First, let me say that I think that if you don't already have a psychologist, I think you should run right out and get one. Go on. I'll wait....
After you read this then? Okay, I can live with that. My own psychologist went on vacation last week, and I kind of have to admit that last week was slightly like the beginning of What About Bob? with the separation anxiety and the baby steps and the following him to his vacation home to teach his son how to swim. Okay, I didn't follow him to his vacation home. But if I were only slightly crazier, I think I would have.
Let's just say, I was glad he was back. And you guys, we had what the Brain Trainers call "a breakthrough." No, for real. Let me explain.
So for fifty minutes of our scheduled time, we ended up talking about The Holocaust. Wha? The Holocaust. Stay with me.
Whenever I get down, I think of it as this terrible thing I'm doing. "My depression is a hinderance." "My depression hurts other people." "My depression is a mistake my body is making." So then Doc looks at me, and poses this question: What makes you think you shouldn't be depressed? And my mind splattered all over the laydown couch.
When I thought about it, I couldn't come up with an answer. Everybody gets depressed, he explained. Everybody has bad things happen, and everybody has good things happen, and there is no reason I should believe that every time I get depressed, I should feel worse because of what that depression might "mean." And then he told me about a book called Man's Search for Meaning, and I'm just going to recommend that we all buy it and read it, but because I don't want to wait for you to do that, I'll sum it up. It's about a man's experience in Auschwitz, and why he decided to continue living throughout his time there. And the point is not to make you feel bad and go, "Well geez, I guess I don't have it all that bad, and I should feel dumb for complaining" (although I'm certain that wouldn't be the worst side effect of reading this book). The point is to ask yourself questions like "Why should I continue living?" And then answer those questions.
I was talking to Eric in the car on the way home from my appointment and I had another Oprah-patented A-Ha moment. I said something to the effect of "It gets me down when bad things happen to good people." And my husband, because he's my favorite person ever, said, "What ever makes you think they won't?" And I slapped my forehead to remind my mind not to explode again.

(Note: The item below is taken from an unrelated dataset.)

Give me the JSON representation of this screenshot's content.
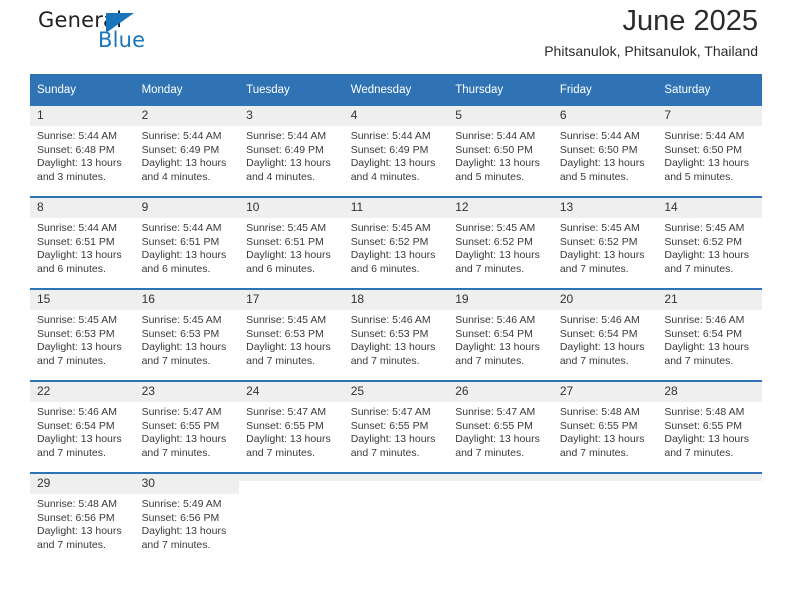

I answered the question though. I always believed that when you do good things, good things happen to you. If I studied hard, I'd get good grades. If I treated people with kindness, they'd treat me with kindness in return. If I didn't let boys put their tongues in my mouth, I wouldn't get pregnant. And if you think the one about the tongue pregnancy was naive, reread the second one.
Truth is, bad things do happen to good people. Ask Job. Good things also happen to bad people. How else did King Herod become king?? And for me to believe that somehow, I am exempt from this fact of life is really sort of... misguided.
So there we were, sitting in the car, having this A-ha moment, and thinking about dying cows and evil kings, and my brain synapses were firing, and I was actually learning something. And now I'm going to make some changes.
The first one is going to be to step outside of myself more often. What I mean is, I think if I focus on acts of service, I can at least start to see firsthand where my previous logic was flawed. Bad things do happen to good people, and I should help these good people in any way I can now, because with the way the world works, I could, at any moment, no matter how "good" I am, be in need of help too.
I'm starting small, with donations of my time. I'm going to be volunteering my time towards this because it's something I can do from home, and I also think it will help me get perspective.
I'm also going to work in service toward the St. Mary's Food Bank. Eric gave a Report Night presentation on it, and so I know he'd be up for volunteering there as well. I think I am going to start with a canned food drive with my kids. I'm still working out the logistics. I'll let you know if there's some way you can get involved.
So that's where we're at today. Renee, patching up her exploded mind. Renee, not being a total butthead.